Ekonom Center of Reform on Economics (CORE) Mohammad Faisal menilai pendekatan ekspor dengan melihat potensi produk berpangsa pasar besar sah-sah saja dilakukan untuk menjaga performa jangka pendek. Namun, ekspor dengan pendekatan tersebut bisa berisiko untuk jangka panjang.
“Tren permintaan pada produk-produk tersebut bisa berubah nantinya setelah pandemi. Bisa saja yang pangsanya besar justru pertumbuhannya negatif,” ujar Faisal saat dihubungi Bisnis.com, Kamis (23/7/2020).

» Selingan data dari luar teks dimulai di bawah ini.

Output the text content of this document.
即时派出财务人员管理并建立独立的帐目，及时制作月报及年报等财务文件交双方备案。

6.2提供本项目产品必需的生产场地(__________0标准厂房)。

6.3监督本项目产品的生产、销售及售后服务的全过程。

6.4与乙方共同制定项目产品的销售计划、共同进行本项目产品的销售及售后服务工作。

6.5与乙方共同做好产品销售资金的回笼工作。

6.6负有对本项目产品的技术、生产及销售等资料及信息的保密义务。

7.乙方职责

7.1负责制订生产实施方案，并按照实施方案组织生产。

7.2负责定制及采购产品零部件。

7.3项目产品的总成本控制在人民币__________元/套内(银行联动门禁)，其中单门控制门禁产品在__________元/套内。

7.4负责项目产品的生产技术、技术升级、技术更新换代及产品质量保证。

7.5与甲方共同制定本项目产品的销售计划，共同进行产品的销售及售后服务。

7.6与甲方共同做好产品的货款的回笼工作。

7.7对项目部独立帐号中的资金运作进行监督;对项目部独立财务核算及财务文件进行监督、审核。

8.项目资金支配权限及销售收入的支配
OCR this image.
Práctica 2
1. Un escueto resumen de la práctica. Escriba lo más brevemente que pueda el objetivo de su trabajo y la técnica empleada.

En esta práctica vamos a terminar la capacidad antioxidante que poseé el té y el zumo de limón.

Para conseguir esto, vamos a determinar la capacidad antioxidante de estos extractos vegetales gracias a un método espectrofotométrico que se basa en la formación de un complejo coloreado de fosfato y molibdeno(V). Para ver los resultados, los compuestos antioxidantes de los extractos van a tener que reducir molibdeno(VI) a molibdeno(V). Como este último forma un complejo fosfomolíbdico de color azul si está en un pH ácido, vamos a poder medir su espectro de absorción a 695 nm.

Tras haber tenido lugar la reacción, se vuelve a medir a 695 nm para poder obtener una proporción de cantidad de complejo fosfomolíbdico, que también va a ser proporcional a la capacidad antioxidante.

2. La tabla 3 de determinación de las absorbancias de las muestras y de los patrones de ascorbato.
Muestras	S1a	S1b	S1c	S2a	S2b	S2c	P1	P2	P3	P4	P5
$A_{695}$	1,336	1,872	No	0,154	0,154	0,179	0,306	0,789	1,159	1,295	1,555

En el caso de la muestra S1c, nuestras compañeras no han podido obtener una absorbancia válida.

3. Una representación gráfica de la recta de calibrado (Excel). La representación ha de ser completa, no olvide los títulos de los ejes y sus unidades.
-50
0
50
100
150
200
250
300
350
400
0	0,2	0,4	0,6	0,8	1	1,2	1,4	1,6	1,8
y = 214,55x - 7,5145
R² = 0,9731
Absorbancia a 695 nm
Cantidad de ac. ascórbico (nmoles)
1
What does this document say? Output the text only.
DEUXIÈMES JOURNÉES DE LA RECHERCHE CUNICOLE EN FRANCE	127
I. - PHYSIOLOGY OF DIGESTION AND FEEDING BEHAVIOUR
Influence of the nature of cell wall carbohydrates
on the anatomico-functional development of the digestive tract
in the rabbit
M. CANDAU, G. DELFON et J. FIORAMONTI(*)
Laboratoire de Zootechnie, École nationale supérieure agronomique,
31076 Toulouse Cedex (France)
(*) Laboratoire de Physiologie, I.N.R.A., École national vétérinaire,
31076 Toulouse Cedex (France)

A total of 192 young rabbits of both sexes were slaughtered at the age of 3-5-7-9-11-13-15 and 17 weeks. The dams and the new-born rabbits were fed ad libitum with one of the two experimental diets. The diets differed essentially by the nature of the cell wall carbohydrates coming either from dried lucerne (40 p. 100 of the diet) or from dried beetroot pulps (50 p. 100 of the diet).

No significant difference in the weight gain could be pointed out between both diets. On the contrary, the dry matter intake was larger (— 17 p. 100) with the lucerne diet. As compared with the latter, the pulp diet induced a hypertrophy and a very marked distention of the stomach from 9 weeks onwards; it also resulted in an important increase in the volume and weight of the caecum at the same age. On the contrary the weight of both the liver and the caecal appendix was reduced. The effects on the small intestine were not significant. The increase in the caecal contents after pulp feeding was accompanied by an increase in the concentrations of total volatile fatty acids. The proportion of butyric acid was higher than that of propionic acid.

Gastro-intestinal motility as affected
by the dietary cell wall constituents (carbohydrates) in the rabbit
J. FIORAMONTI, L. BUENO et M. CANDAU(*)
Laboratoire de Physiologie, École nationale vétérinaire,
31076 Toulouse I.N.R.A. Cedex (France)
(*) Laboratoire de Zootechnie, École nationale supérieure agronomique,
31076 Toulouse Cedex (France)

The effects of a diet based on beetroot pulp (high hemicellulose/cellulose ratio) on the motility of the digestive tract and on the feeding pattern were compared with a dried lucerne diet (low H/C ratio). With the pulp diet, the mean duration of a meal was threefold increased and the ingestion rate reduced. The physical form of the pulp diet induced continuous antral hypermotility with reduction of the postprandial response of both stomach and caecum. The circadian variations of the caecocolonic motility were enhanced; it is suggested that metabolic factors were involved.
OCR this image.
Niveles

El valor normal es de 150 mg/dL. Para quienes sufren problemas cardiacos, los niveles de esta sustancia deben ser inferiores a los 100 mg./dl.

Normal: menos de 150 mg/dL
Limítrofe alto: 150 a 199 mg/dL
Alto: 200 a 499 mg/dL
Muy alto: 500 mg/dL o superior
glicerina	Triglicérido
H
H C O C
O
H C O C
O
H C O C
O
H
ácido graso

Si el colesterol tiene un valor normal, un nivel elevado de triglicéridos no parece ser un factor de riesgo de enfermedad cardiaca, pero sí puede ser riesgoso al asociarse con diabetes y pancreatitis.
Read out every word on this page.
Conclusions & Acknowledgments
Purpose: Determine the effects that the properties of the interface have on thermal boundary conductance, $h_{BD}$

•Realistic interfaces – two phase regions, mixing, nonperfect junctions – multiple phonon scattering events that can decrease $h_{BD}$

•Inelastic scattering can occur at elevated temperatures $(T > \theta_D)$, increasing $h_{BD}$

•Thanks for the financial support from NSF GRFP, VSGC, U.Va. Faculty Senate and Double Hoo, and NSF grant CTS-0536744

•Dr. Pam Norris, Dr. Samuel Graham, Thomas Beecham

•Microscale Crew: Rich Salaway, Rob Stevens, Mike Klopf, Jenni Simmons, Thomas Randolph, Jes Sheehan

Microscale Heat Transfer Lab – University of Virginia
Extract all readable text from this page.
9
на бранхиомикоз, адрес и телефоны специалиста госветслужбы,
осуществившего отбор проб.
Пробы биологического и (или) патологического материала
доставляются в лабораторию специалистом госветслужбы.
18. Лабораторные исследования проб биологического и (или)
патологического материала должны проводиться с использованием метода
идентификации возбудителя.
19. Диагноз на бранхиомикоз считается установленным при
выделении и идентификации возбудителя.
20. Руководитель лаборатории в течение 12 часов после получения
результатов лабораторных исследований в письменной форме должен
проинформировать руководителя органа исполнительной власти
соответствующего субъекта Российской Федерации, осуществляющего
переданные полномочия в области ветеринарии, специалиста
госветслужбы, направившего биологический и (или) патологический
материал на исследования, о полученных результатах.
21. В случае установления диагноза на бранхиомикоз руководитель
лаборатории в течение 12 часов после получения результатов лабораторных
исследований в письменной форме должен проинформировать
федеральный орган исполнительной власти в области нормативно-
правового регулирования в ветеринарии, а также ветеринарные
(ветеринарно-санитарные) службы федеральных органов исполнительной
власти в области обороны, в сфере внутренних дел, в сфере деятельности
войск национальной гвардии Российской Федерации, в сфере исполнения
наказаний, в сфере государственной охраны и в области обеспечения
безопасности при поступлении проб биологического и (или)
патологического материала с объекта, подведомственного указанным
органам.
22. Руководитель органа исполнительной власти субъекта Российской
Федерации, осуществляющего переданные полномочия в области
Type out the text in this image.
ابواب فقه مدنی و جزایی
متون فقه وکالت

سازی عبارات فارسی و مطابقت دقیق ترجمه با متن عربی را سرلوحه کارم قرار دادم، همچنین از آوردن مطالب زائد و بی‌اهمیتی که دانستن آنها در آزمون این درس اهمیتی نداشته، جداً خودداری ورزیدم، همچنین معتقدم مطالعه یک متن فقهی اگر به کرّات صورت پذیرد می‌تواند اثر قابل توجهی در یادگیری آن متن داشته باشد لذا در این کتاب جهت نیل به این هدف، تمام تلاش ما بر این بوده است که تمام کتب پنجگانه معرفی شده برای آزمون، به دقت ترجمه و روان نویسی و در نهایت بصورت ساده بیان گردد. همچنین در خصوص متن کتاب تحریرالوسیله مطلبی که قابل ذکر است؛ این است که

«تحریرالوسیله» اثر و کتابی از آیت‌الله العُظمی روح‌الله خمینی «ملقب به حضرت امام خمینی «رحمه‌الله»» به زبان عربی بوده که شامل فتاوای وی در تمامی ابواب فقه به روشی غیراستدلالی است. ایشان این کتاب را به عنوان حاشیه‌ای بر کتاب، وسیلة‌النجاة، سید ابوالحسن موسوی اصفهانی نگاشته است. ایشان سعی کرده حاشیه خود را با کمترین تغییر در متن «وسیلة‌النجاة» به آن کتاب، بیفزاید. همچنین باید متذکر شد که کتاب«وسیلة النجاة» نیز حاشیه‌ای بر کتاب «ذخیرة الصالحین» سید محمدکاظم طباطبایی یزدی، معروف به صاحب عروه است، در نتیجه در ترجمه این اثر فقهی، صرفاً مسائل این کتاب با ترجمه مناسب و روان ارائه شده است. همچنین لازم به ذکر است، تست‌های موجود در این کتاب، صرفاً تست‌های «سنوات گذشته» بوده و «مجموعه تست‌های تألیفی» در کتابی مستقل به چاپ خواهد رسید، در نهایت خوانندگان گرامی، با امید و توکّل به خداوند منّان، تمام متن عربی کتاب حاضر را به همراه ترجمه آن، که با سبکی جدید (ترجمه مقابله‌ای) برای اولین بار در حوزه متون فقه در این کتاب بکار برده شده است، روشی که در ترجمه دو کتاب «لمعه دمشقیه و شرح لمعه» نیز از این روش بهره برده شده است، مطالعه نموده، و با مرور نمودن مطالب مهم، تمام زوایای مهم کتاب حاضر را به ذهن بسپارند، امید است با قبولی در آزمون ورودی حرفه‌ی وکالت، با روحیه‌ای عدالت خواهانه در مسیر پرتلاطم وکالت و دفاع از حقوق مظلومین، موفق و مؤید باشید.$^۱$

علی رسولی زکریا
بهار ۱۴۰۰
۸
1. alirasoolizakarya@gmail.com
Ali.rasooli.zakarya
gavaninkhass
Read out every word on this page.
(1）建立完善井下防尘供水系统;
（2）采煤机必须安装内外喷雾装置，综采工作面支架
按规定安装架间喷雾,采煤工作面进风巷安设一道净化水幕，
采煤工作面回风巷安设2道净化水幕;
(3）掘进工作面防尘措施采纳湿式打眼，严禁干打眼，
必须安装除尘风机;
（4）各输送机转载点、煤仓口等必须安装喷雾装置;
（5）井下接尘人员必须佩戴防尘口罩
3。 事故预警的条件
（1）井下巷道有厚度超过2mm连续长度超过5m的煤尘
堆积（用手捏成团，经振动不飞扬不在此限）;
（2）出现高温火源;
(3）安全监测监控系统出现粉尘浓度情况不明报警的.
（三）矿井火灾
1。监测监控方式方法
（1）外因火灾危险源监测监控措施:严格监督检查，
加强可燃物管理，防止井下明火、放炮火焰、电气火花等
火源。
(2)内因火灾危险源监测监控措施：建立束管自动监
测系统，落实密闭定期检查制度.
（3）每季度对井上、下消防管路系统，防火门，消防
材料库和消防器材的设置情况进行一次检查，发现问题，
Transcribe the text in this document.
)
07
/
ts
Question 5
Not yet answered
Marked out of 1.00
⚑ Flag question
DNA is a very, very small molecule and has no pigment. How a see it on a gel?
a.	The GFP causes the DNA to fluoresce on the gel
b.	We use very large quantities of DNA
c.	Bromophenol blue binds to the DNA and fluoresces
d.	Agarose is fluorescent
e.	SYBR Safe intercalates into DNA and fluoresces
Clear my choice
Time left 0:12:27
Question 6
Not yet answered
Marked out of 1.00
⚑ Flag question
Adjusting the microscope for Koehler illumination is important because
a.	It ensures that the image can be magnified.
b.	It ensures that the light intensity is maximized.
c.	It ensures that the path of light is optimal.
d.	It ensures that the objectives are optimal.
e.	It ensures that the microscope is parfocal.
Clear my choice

Oleh karena itu, Faisal pun menyarankan agar pemerintah dapat terbuka pada produk-produk alternatif lain. Menurutnya, bukan tak mungkin produk dengan pangsa global yang kecil justru memiliki pertumbuhan ekspor yang positif.
Sebagai contoh, data Badan Pusat Statistik (BPS) menunjukkan bahwa nilai ekspor minyak nabati Indonesia cenderung menunjukkan tren penurunan 0,03 persen selama 2015-2019, padahal komoditas ini selalu menduduki peringkat dua terbesar penyumbang devisa ekspor nonmigas.
Pada 2019 lalu, nilai ekspor minyak nabati Indonesia mencapai US$17,63 miliar, atau turun 13,33 persen dibandingkan dengan 2018 yang menyentuh US$20,34 miliar.
Baca Juga
“Jadi yang perlu diperhatikan mungkin yang pangsanya tidak masuk 10 atau 20 terbesar, bisa saja pertumbuhannya positif,” tutur Faisal.
Lebih lanjut, identifikasi preferensi antara negara tujuan utama dan nontradisional pun perlu menjadi perhatian Indonesia. Faisal mengemukakan Indonesia tidak bisa hanya berpaku pada negara mitra utama dan mulai melirik peluang ekspor manufaktur ke negara-negara nontradisional yang penetrasinya masih minim.
Di sisi lain, proyeksi ekonomi juga menunjukkan bahwa mitra dagang utama Indonesia cenderung mengalami tekanan yang cukup berat akibat pandemi. Bahkan ekonomi kawasan Asean saja diprediksi tumbuh rendah usai pandemi.
“Jadi coba melihat negara nontradisional seperti negara Timur Tengah, Afrika, dan Amerika Selatan, mungkin ada tren yang berbeda,” ujarnya.